Here at the conference, placing schools at the center of communities has been emphasized. This philosophy goes back 100 years to the conceptualization of the neighborhood unit. We lost that for a little bit and we need to get back to it.

Jim, you mentioned in your comments at the Congress for New Urbanism conference that there was some pioneering work going on in LA regarding health impact analysis. Could you elaborate on that work and its significance?

The idea is to create a mechanism for making sure that public and private projects of various kinds consider their health impacts. What we are finding is that transportation decisions have health impacts, that decisions about building and development have health impacts and that decisions about how to design buildings have health impacts. An example of a building decision with health impacts is whether you enclose the stairs and hide them away or make them more attractive than the elevators. Any of these decisions might chip away at the ease with which people can be active and their likelihood of being active. The right decisions might contribute to physical activity and potentially other health outcomes, benefit society, collectively reduce health care costs, and help people be happier. Right now, important decisions are made without consideration of their health impact so we have got to find a mechanism for making sure that health is considered. The health impact assessment is the best tool we have right now; it is commonly used in Europe, but is just now being implemented in the US. The Centers for Disease Control and Prevention are working with Brian Cole and Jonathon Fielding at UCLA to develop methods for health impact assessment that can be used as models in the US.
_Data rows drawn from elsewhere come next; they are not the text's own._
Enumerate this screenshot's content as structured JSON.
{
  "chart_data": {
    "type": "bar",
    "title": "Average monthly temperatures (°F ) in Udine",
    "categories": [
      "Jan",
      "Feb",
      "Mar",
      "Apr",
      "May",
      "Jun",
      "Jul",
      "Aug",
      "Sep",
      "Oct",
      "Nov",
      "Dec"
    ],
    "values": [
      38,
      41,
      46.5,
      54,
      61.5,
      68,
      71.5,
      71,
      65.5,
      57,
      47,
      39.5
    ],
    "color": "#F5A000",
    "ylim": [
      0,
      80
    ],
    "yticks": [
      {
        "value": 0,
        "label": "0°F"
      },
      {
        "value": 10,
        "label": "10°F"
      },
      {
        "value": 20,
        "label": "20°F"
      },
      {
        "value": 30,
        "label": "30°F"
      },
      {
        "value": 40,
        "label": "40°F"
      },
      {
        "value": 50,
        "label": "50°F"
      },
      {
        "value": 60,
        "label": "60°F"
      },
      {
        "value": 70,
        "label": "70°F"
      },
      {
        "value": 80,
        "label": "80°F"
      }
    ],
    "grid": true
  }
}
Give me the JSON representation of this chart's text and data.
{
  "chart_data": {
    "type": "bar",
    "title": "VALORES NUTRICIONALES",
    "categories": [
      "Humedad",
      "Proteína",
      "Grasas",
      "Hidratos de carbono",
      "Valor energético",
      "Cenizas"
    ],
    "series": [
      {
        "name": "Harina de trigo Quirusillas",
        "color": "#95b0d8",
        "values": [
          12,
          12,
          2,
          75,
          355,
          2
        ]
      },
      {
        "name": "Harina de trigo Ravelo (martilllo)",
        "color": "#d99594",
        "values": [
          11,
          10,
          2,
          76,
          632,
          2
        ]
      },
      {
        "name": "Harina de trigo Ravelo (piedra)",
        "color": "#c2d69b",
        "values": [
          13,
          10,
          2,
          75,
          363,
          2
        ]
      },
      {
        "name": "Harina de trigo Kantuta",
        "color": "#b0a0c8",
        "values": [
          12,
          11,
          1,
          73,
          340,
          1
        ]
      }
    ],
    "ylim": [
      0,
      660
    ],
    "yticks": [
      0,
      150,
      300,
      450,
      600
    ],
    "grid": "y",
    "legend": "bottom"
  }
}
Lastly, David, you are well aware of the silo-like nature of academic research. Researchers concentrate on housing, on transportation, on schools, on health, but integrating this research into a thoughtful, holistic approach to rebuilding our neighborhoods has been uncommon. Is this changing?

I think it is. Research sponsored by the Robert Wood Johnson Foundation, the Kellogg Foundation and others has pushed academics to be more interdisciplinary in the way that they approach building communities. They seek to create ties across psychology, planning, geography, environmental planning and other disciplines, in order to move beyond the silos and to think about how those connections are made. Further, they are now partnering with communities rather than simply studying them.